Le grand tueur blond et pâle, un peu raide — quel âge peut-il avoir ? — , finit par dire :
— Je voulais venger Saint-Hiver.
La Reine répond, avec une sorte de prudence persuasive :
— Venger Saint-Hiver ? Mais c’est vous qui avez tué Saint-Hiver, Alexandre…
Il se tait. Puis il dit :
— C’est compliqué.
43
Il s’était mis à écrire seize ans plus tôt, après le triple meurtre de Caroline et des jumeaux. Rien d’autobiographique. Il — le personnage qui lui était venu le plus naturellement sous la plume, ce perpétuel gagnant du western financier international — était aux antipodes de lui-même : un étranger, tout neuf, à explorer, un parfait compagnon de cellule.
Alexandre était condamné à perpétuité.
Il écrivait avec une sorte de distraction concentrée, comme on crayonne sur le bloc du téléphone : on écoute de moins en moins et c’est le dessin qui s’impose. Ainsi écrivait Alexandre, se réfugiant dans les pleins et les déliés de cette écriture sage, de ce crayonnement appliqué.
Saint-Hiver fut séduit par tant d’application.
Par les pages qui s’accumulaient.
Saint-Hiver lui offrit l’hospitalité, à la prison de Champrond.
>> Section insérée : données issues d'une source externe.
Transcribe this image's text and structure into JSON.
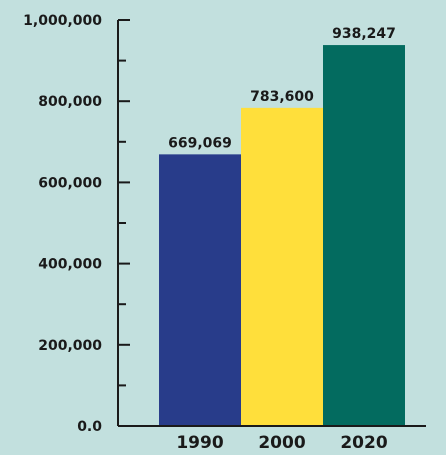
{
  "chart_data": {
    "type": "bar",
    "title": "",
    "xlabel": "",
    "ylabel": "",
    "categories": [
      "1990",
      "2000",
      "2020"
    ],
    "values": [
      669069,
      783600,
      938247
    ],
    "value_labels": [
      "669,069",
      "783,600",
      "938,247"
    ],
    "bar_colors": [
      "#283c8a",
      "#ffdf3b",
      "#036b5f"
    ],
    "ylim": [
      0,
      1000000
    ],
    "y_ticks": [
      0,
      200000,
      400000,
      600000,
      800000,
      1000000
    ],
    "y_tick_labels": [
      "0.0",
      "200,000",
      "400,000",
      "600,000",
      "800,000",
      "1,000,000"
    ],
    "minor_ticks_per_major": 1,
    "grid": false,
    "legend": "none",
    "background": "#c2e0de",
    "axis_color": "#1a1a1a"
  }
}
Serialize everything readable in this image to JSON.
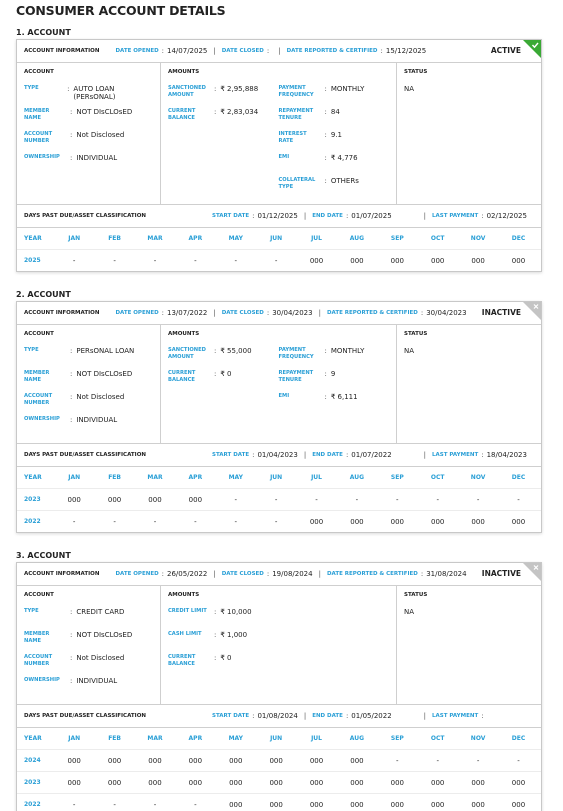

Là ou ailleurs… Alexandre écrivait.
À la vérité, ces silhouettes de golden boys qui s’épanouissaient sous sa plume n’étaient pas le pur produit de son imagination, mais le sujet de conversation favori de Krämer-père. Les enfants précoces… Krämer-père avait toujours rêvé des enfants des autres. La précocité des enfants des autres… « Le fils Lhermitier n’avait pas trente ans quand il a pris la direction des Charbonnages de France. » « Müller envoie son cadet se faire les dents à Harvard. À peine dix-sept ans, c’est fort, non ? » « Vous vous souvenez du jeune Metressié ? Eh bien, c’est lui qui est derrière l’O.P.A. sur la S.L.V… ça le fait majoritaire du premier groupe mondial de la levure… Vingt-trois ans ! » Pas un dîner où Krämer-père ne passât en revue la légion des fils exemplaires. Comparaisons prudemment implicites, à une table où les jumeaux s’essoufflaient derrière une Capacité en Droit quand Alexandre venait de jeter l’éponge à la sortie de la troisième. Krämer-père s’en consolait à sa façon : « Mais ça ne veut pas dire grand-chose ; le jeune Perrin qui n’a rien fichu en classe ne s’en sort pas mal non plus, ses roulements à billes, ça marche du feu de Dieu, il vient de s’implanter au Japon… »
Alexandre écrivait.
Alexandre reproduisait au calque les motifs imprimés sur le tapis volant de son père. Ce n’était pas à proprement parler des souvenirs. Des réminiscences désincarnées, plutôt, d’où s’envolait une imagination méthodique et sans ironie. Alexandre imaginait avec sagesse. Il ne se révoltait pas contre l’ordre des choses, il décrivait les choses dans l’ordre où elles s’imposaient. Cet ordonnancement d’un monde où tout réussissait à son héros apaisait Alexandre. S’il barrait une phrase — il la barrait toujours à la règle —, c’était moins souvent pour en modifier le contenu que pour en améliorer la calligraphie. Les pages s’accumulaient en parallélépipèdes rectangles, qu’il tassait longuement, le soir venu, jusqu’à ce que les arêtes en fussent irréprochables.